FactorizableCovariance - crowlogic/arb4j GitHub Wiki
Canonical Representation of Centered Gaussian Process with Factorizable Covariance
Definitions
- Let $(T, \Sigma)$ be a measurable space.
- Let $\mu$ be a positive measure on $(T, \Sigma)$.

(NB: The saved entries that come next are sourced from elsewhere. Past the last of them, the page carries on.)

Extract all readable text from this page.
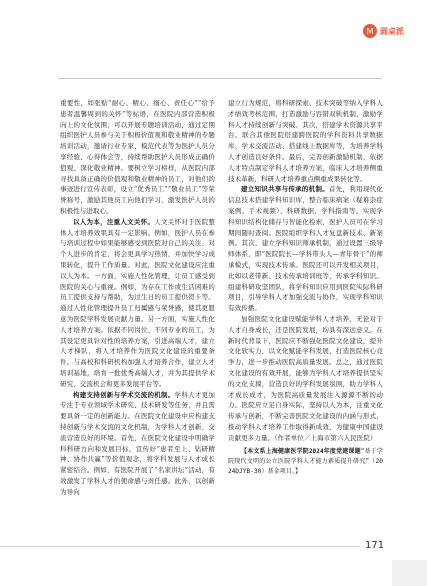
M 圆桌派

重要性，如张贴“耐心、精心、细心、责任心”“给予患者温馨周到的关怀”等标语，在医院内部营造积极向上的文化氛围；可以开展专题培训活动，通过定期组织医护人员参与关于积极价值观和敬业精神的专题培训活动，邀请行业专家、模范代表等为医护人员分享经验、心得体会等，持续帮助医护人员形成正确价值观、深化敬业精神。要树立学习榜样，从医院内部寻找具备正确的价值观和敬业精神的员工，对他们的事迹进行宣传表彰，设立“优秀员工”“敬业员工”等荣誉称号，激励其他员工向他们学习，激发医护人员的积极性与进取心。

以人为本，注重人文关怀。人文关怀对于医院整体人才培养效果具有一定影响。例如，医护人员在参与培训过程中如果能够感受到医院对自己的关注、对个人进步的肯定，将会更具学习热情，并加快学习成果转化，提升工作质量。对此，医院文化建设应注重以人为本。一方面，实施人性化管理，让员工感受到医院的关心与重视。例如，为存在工作或生活困难的员工提供支持与帮助，为过生日的员工提供贺卡等。通过人性化管理提升员工归属感与荣誉感，使其更愿意为医院学科发展贡献力量。另一方面，实施人性化人才培养方案。依据不同岗位、不同专业的员工，为其设定更具针对性的培养方案，引进高端人才，建立人才梯队，将人才培养作为医院文化建设的重要条件。与高校和科研机构加强人才培养合作，建立人才培训基地，培育一批优秀高端人才，并为其提供学术研究、交流机会和更多发展平台等。

构建支持创新与学术交流的机制。学科人才更加专注于专业领域学术研究、技术研发等任务，并且需要具备一定的创新能力。在医院文化建设中应构建支持创新与学术交流的文化机制，为学科人才创新、交流营造良好的环境。首先，在医院文化建设中明确学科科研方向和发展目标，宣传好“患者至上、钻研精神、协作共赢”等价值观念，将学科发展与人才成长紧密结合。例如，有医院开展了“名家讲坛”活动，有效激发了学科人才的使命感与责任感。此外，以创新为导向

建立行为规范，将科研探索、技术突破等纳入学科人才绩效考核范围，打造激励与容错双轨机制，激励学科人才持续创新与突破。其次，搭建学术资源共享平台。联合其他医院搭建跨医院的学科资料共享数据库、学术交流活动、搭建线上数据库等，为培养学科人才创造良好条件。最后，完善创新激励机制，依据人才特点制定学科人才培养方案，临床人才培养侧重技术革新，科研人才培养重点侧重成果转化等。

建立知识共享与传承的机制。首先，利用现代化信息技术搭建学科知识库，整合临床病案（疑难杂症案例、手术视频）、科研数据、学科指南等。实现学科知识结构化储存与智能化检索，医护人员可在学习期间随时查阅。医院组织学科人才复盘新技术、新案例。其次，建立学科知识师承机制，通过设置三级导师体系，即“医院院长—学科带头人—青年骨干”的师承模式，实现技术传承。医院还可以开发相关项目，比如以老带新、技术传承培训班等，传承学科知识。组建科研攻坚团队，将学科知识应用到医院实际科研项目，引导学科人才加强交流与协作，实现学科知识有效传播。

加强医院文化建设赋能学科人才培养，无论对于人才自身成长，还是医院发展，均具有深远意义。在新时代背景下，医院应不断强化医院文化建设，提升文化软实力，以文化赋能学科发展、打造医院核心竞争力，进一步推动医院高质量发展。总之，通过医院文化建设的有效开展，能够为学科人才培养提供坚实的文化支撑，营造良好的学科发展氛围，助力学科人才成长成才，为医院高质量发展注入源源不断的动力。医院应立足自身实际，坚持以人为本，注重文化传承与创新，不断完善医院文化建设的内涵与形式，推动学科人才培养工作取得新成效，为健康中国建设贡献更多力量。（作者单位／上海市第六人民医院）

【本文系上海健康医学院2024年度党建课题“基于学院现代文明的公立医院学科人才能力素质提升研究”（2024DJYB-30）基金项目。】

171
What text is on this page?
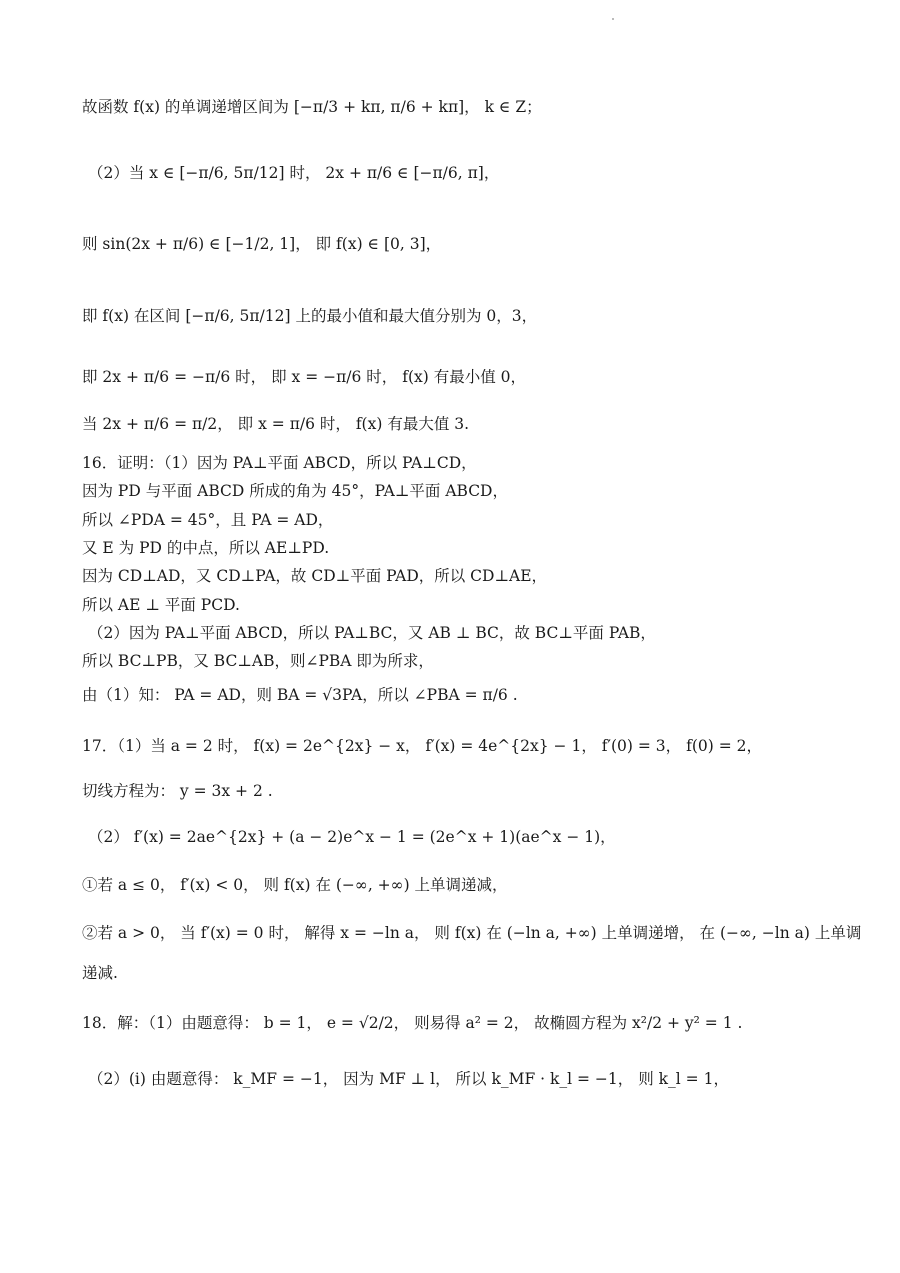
故函数 f(x) 的单调递增区间为 [−π/3 + kπ, π/6 + kπ]， k ∈ Z；
（2）当 x ∈ [−π/6, 5π/12] 时， 2x + π/6 ∈ [−π/6, π]，
则 sin(2x + π/6) ∈ [−1/2, 1]， 即 f(x) ∈ [0, 3]，
即 f(x) 在区间 [−π/6, 5π/12] 上的最小值和最大值分别为 0，3，
即 2x + π/6 = −π/6 时， 即 x = −π/6 时， f(x) 有最小值 0，
当 2x + π/6 = π/2， 即 x = π/6 时， f(x) 有最大值 3.
16．证明：（1）因为 PA⊥平面 ABCD，所以 PA⊥CD，
因为 PD 与平面 ABCD 所成的角为 45°，PA⊥平面 ABCD，
所以 ∠PDA = 45°，且 PA = AD，
又 E 为 PD 的中点，所以 AE⊥PD.
因为 CD⊥AD，又 CD⊥PA，故 CD⊥平面 PAD，所以 CD⊥AE，
所以 AE ⊥ 平面 PCD.
（2）因为 PA⊥平面 ABCD，所以 PA⊥BC，又 AB ⊥ BC，故 BC⊥平面 PAB，
所以 BC⊥PB，又 BC⊥AB，则∠PBA 即为所求，
由（1）知： PA = AD，则 BA = √3PA，所以 ∠PBA = π/6 .
17．（1）当 a = 2 时， f(x) = 2e^{2x} − x， f′(x) = 4e^{2x} − 1， f′(0) = 3， f(0) = 2，
切线方程为： y = 3x + 2 .
（2） f′(x) = 2ae^{2x} + (a − 2)e^x − 1 = (2e^x + 1)(ae^x − 1)，
①若 a ≤ 0， f′(x) < 0， 则 f(x) 在 (−∞, +∞) 上单调递减，
②若 a > 0， 当 f′(x) = 0 时， 解得 x = −ln a， 则 f(x) 在 (−ln a, +∞) 上单调递增， 在 (−∞, −ln a) 上单调
递减.
18．解：（1）由题意得： b = 1， e = √2/2， 则易得 a² = 2， 故椭圆方程为 x²/2 + y² = 1 .
（2）(i) 由题意得： k_MF = −1， 因为 MF ⊥ l， 所以 k_MF · k_l = −1， 则 k_l = 1，
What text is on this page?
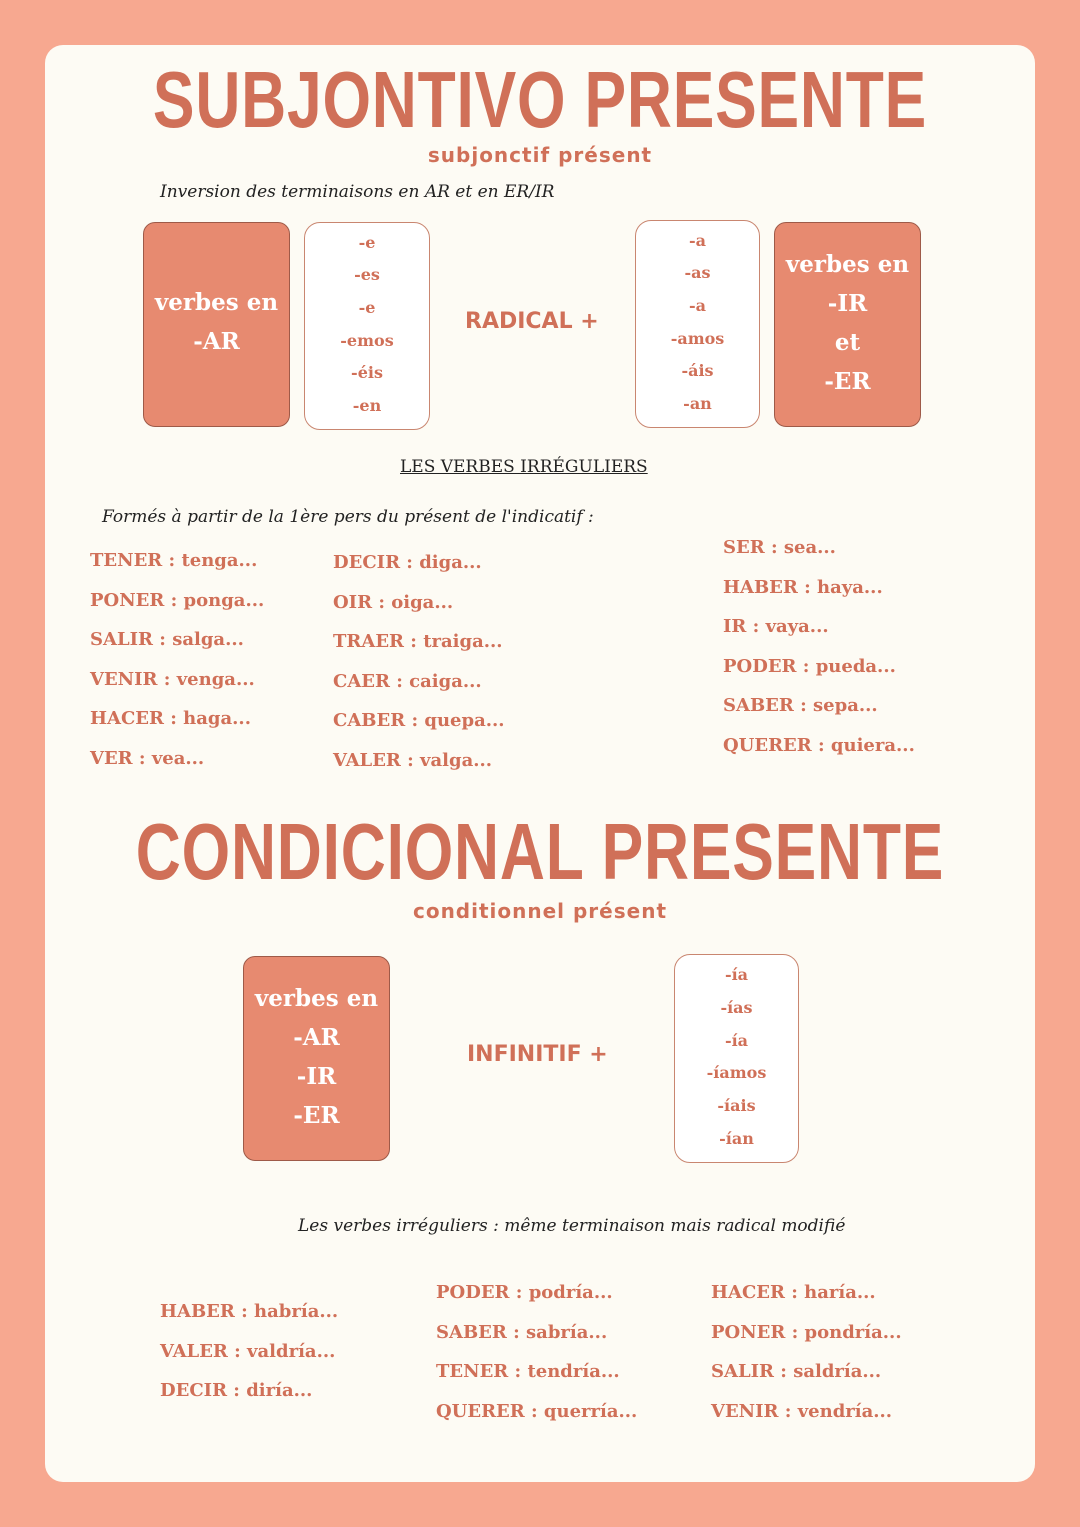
SUBJONTIVO PRESENTE
subjonctif présent
Inversion des terminaisons en AR et en ER/IR
verbes en
-AR
-e
-es
-e
-emos
-éis
-en
RADICAL +
-a
-as
-a
-amos
-áis
-an
verbes en
-IR
et
-ER
LES VERBES IRRÉGULIERS
Formés à partir de la 1ère pers du présent de l'indicatif :
TENER : tenga...
PONER : ponga...
SALIR : salga...
VENIR : venga...
HACER : haga...
VER : vea...
DECIR : diga...
OIR : oiga...
TRAER : traiga...
CAER : caiga...
CABER : quepa...
VALER : valga...
SER : sea...
HABER : haya...
IR : vaya...
PODER : pueda...
SABER : sepa...
QUERER : quiera...
CONDICIONAL PRESENTE
conditionnel présent
verbes en
-AR
-IR
-ER
INFINITIF +
-ía
-ías
-ía
-íamos
-íais
-ían
Les verbes irréguliers : même terminaison mais radical modifié
HABER : habría...
VALER : valdría...
DECIR : diría...
PODER : podría...
SABER : sabría...
TENER : tendría...
QUERER : querría...
HACER : haría...
PONER : pondría...
SALIR : saldría...
VENIR : vendría...
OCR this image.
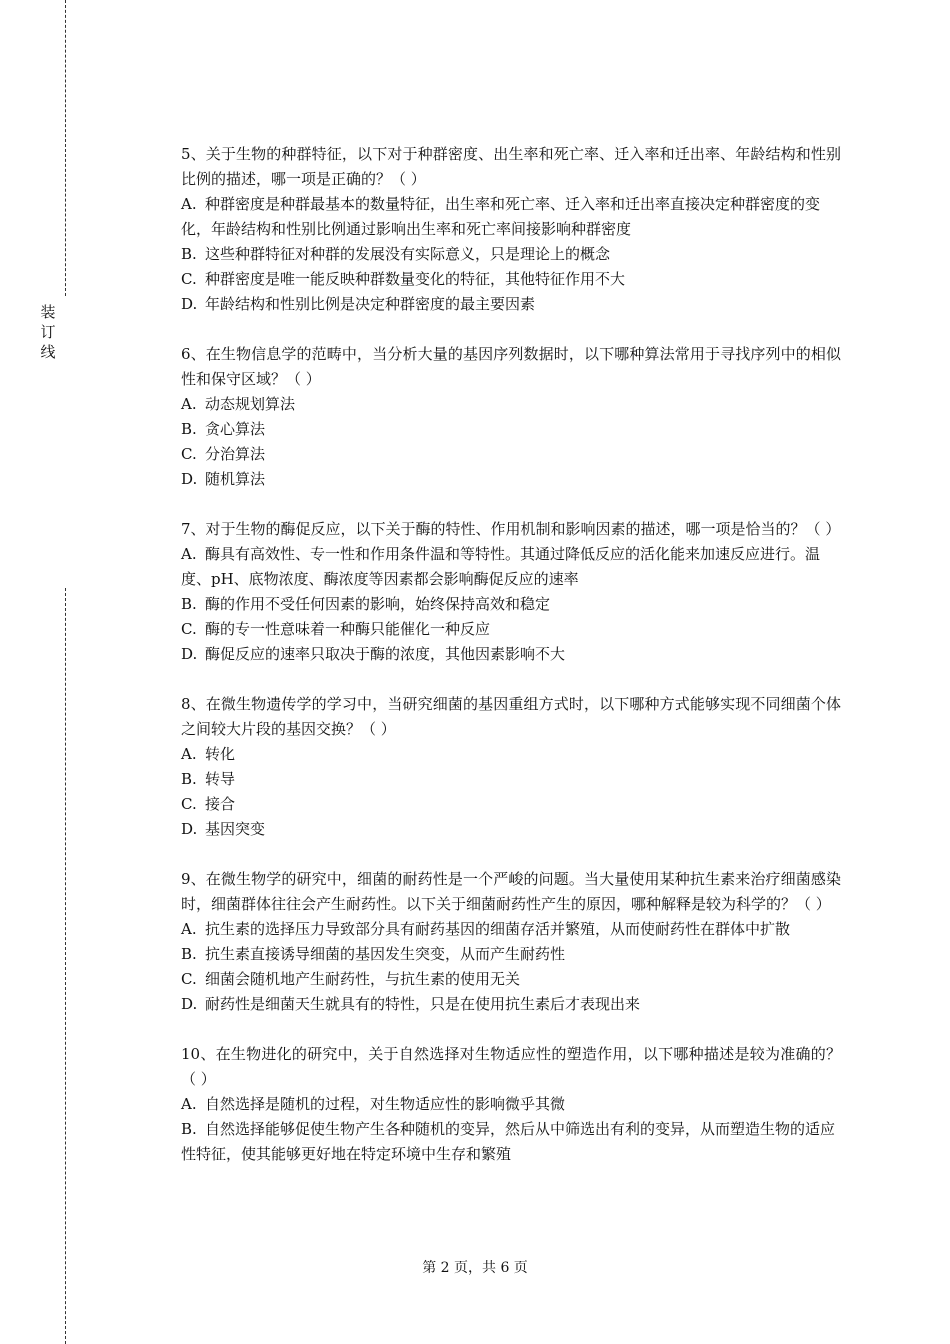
装
订
线

5、关于生物的种群特征，以下对于种群密度、出生率和死亡率、迁入率和迁出率、年龄结构和性别比例的描述，哪一项是正确的？（ ）

A. 种群密度是种群最基本的数量特征，出生率和死亡率、迁入率和迁出率直接决定种群密度的变化，年龄结构和性别比例通过影响出生率和死亡率间接影响种群密度

B. 这些种群特征对种群的发展没有实际意义，只是理论上的概念

C. 种群密度是唯一能反映种群数量变化的特征，其他特征作用不大

D. 年龄结构和性别比例是决定种群密度的最主要因素

6、在生物信息学的范畴中，当分析大量的基因序列数据时，以下哪种算法常用于寻找序列中的相似性和保守区域？（ ）

A. 动态规划算法

B. 贪心算法

C. 分治算法

D. 随机算法

7、对于生物的酶促反应，以下关于酶的特性、作用机制和影响因素的描述，哪一项是恰当的？（ ）

A. 酶具有高效性、专一性和作用条件温和等特性。其通过降低反应的活化能来加速反应进行。温度、pH、底物浓度、酶浓度等因素都会影响酶促反应的速率

B. 酶的作用不受任何因素的影响，始终保持高效和稳定

C. 酶的专一性意味着一种酶只能催化一种反应

D. 酶促反应的速率只取决于酶的浓度，其他因素影响不大

8、在微生物遗传学的学习中，当研究细菌的基因重组方式时，以下哪种方式能够实现不同细菌个体之间较大片段的基因交换？（ ）

A. 转化

B. 转导

C. 接合

D. 基因突变

9、在微生物学的研究中，细菌的耐药性是一个严峻的问题。当大量使用某种抗生素来治疗细菌感染时，细菌群体往往会产生耐药性。以下关于细菌耐药性产生的原因，哪种解释是较为科学的？（ ）

A. 抗生素的选择压力导致部分具有耐药基因的细菌存活并繁殖，从而使耐药性在群体中扩散

B. 抗生素直接诱导细菌的基因发生突变，从而产生耐药性

C. 细菌会随机地产生耐药性，与抗生素的使用无关

D. 耐药性是细菌天生就具有的特性，只是在使用抗生素后才表现出来

10、在生物进化的研究中，关于自然选择对生物适应性的塑造作用，以下哪种描述是较为准确的？（ ）

A. 自然选择是随机的过程，对生物适应性的影响微乎其微

B. 自然选择能够促使生物产生各种随机的变异，然后从中筛选出有利的变异，从而塑造生物的适应性特征，使其能够更好地在特定环境中生存和繁殖

第 2 页，共 6 页
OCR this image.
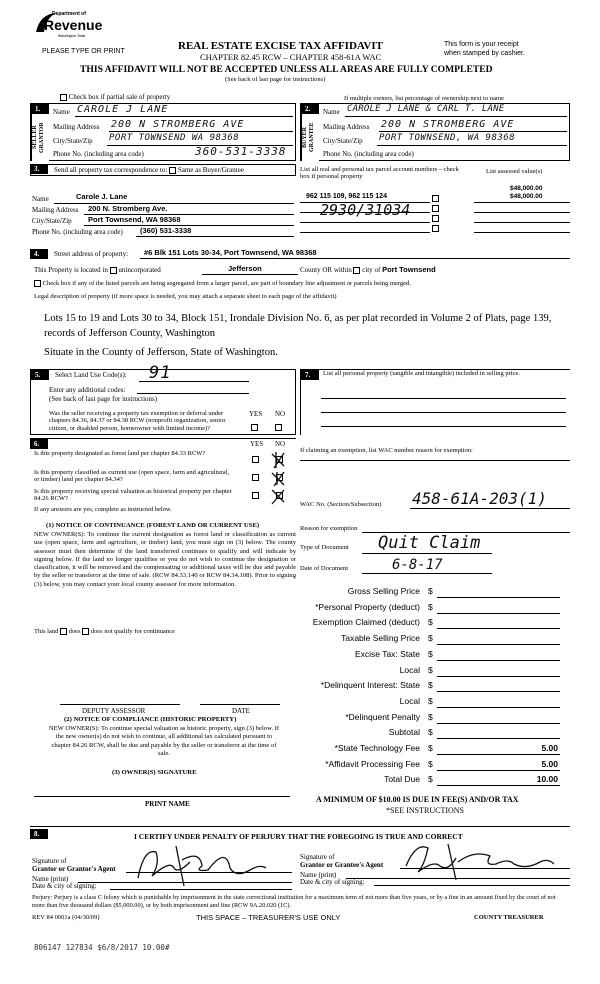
Department of
Revenue
Washington State
PLEASE TYPE OR PRINT	REAL ESTATE EXCISE TAX AFFIDAVIT
CHAPTER 82.45 RCW – CHAPTER 458-61A WAC
This form is your receipt
when stamped by cashier.
THIS AFFIDAVIT WILL NOT BE ACCEPTED UNLESS ALL AREAS ARE FULLY COMPLETED
(See back of last page for instructions)
Check box if partial sale of property	If multiple owners, list percentage of ownership next to name
1.
SELLER GRANTOR
Name CAROLE J LANE
Mailing Address 200 N STROMBERG AVE
City/State/Zip PORT TOWNSEND WA 98368
Phone No. (including area code)	360-531-3338
2.
BUYER GRANTEE
Name CAROLE J LANE & CARL T. LANE
Mailing Address 200 N STROMBERG AVE
City/State/Zip PORT TOWNSEND, WA 98368
Phone No. (including area code)
3.	Send all property tax correspondence to: Same as Buyer/Grantee	List all real and personal tax parcel account numbers – check box if personal property
List assessed value(s)
Name	Carole J. Lane
Mailing Address 200 N. Stromberg Ave.
City/State/Zip Port Townsend, WA 98368
Phone No. (including area code) (360) 531-3338
962 115 109, 962 115 124
2930/31034
$48,000.00
$48,000.00
4.	Street address of property: #6 Blk 151 Lots 30-34, Port Townsend, WA 98368
This Property is located in unincorporated	Jefferson	County OR within city of Port Townsend
Check box if any of the listed parcels are being segregated from a larger parcel, are part of boundary line adjustment or parcels being merged.
Legal description of property (if more space is needed, you may attach a separate sheet to each page of the affidavit)
Lots 15 to 19 and Lots 30 to 34, Block 151, Irondale Division No. 6, as per plat recorded in Volume 2 of Plats, page 139, records of Jefferson County, Washington
Situate in the County of Jefferson, State of Washington.
5.	Select Land Use Code(s): 91
Enter any additional codes:
(See back of last page for instructions)
YES NO
Was the seller receiving a property tax exemption or deferral under chapters 84.36, 84.37 or 84.38 RCW (nonprofit organization, senior citizen, or disabled person, homeowner with limited income)?
7.	List all personal property (tangible and intangible) included in selling price.
6.	YES NO
Is this property designated as forest land per chapter 84.33 RCW?
Is this property classified as current use (open space, farm and agricultural, or timber) land per chapter 84.34?
Is this property receiving special valuation as historical property per chapter 84.26 RCW?
If any answers are yes, complete as instructed below.
(1) NOTICE OF CONTINUANCE (FOREST LAND OR CURRENT USE)
NEW OWNER(S): To continue the current designation as forest land or classification as current use (open space, farm and agriculture, or timber) land, you must sign on (3) below. The county assessor must then determine if the land transferred continues to qualify and will indicate by signing below. If the land no longer qualifies or you do not wish to continue the designation or classification, it will be removed and the compensating or additional taxes will be due and payable by the seller or transferor at the time of sale. (RCW 84.33.140 or RCW 84.34.108). Prior to signing (3) below, you may contact your local county assessor for more information.
This land does does not qualify for continuance
DEPUTY ASSESSOR	DATE
(2) NOTICE OF COMPLIANCE (HISTORIC PROPERTY)
NEW OWNER(S): To continue special valuation as historic property, sign (3) below. If the new owner(s) do not wish to continue, all additional tax calculated pursuant to chapter 84.26 RCW, shall be due and payable by the seller or transferor at the time of sale.
(3) OWNER(S) SIGNATURE
PRINT NAME
If claiming an exemption, list WAC number reason for exemption:
WAC No. (Section/Subsection) 458-61A-203(1)
Reason for exemption
Type of Document Quit Claim
Date of Document	6-8-17
Gross Selling Price $
*Personal Property (deduct) $
Exemption Claimed (deduct) $
Taxable Selling Price $
Excise Tax: State $
Local $
*Delinquent Interest: State $
Local $
*Delinquent Penalty $
Subtotal $
*State Technology Fee $	5.00
*Affidavit Processing Fee $	5.00
Total Due $	10.00
A MINIMUM OF $10.00 IS DUE IN FEE(S) AND/OR TAX
*SEE INSTRUCTIONS
8.	I CERTIFY UNDER PENALTY OF PERJURY THAT THE FOREGOING IS TRUE AND CORRECT
Signature of
Grantor or Grantor's Agent
Name (print)
Signature of
Grantor or Grantee's Agent
Name (print)
Date & city of signing:	Date & city of signing:
Perjury: Perjury is a class C felony which is punishable by imprisonment in the state correctional institution for a maximum term of not more than five years, or by a fine in an amount fixed by the court of not more than five thousand dollars ($5,000.00), or by both imprisonment and fine (RCW 9A.20.020 (1C).
REV 84 0001a (04/30/09)	THIS SPACE – TREASURER'S USE ONLY	COUNTY TREASURER
806147 127834 $6/8/2017 10.00#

- Let $f: T \to \mathbb{R}$ be a measurable function.
Theorem
Let $X = {X(t): t \in T}$ be a centered Gaussian process on a probability space $(\Omega, \mathcal{F}, \mathbb{P})$ with covariance function $K(s,t) = f(s)f(t)$ for $s,t \in T$, where $f$ is square-integrable with respect to $\mu$. Then there exists a Gaussian random measure $W$ on $(T, \Sigma)$ with variance measure $\mu$ such that:
$$X(t) = \int_T f(s) W(ds) \quad \text{(a.s.)}$$
for all $t \in T$, where the integral is in the $L^2(\Omega, \mathcal{F}, \mathbb{P})$ sense.
Lemma
For the Gaussian process $X$ defined in the theorem, we have:
$$E[X(s)X(t)] = \int_T f(s)f(t) \mu(du) = f(s)f(t)$$
Proof of Lemma
\begin{align*}
E[X(s)X(t)] &= E\left[\left(\int_T f(u) W(du)\right)\left(\int_T f(v) W(dv)\right)\right] \\
&= \int_T \int_T f(u)f(v) E[W(du)W(dv)] \\
&= \int_T f(u)f(v) \mu(du) \quad \text{(by properties of $W$)} \\
&= f(s)f(t)
\end{align*}
This completes the lemma.
Proof Sketch of Theorem
- Define $W$ as a Gaussian random measure on $(T, \Sigma)$ with variance measure $\mu$.
- For each $t \in T$, define $Y(t) = \int_T f(s) W(ds)$.
- Show that $Y$ is a centered Gaussian process with covariance function $K(s,t) = f(s)f(t)$.
- Use the uniqueness of finite-dimensional distributions for Gaussian processes to conclude that $X$ and $Y$ have the same distribution.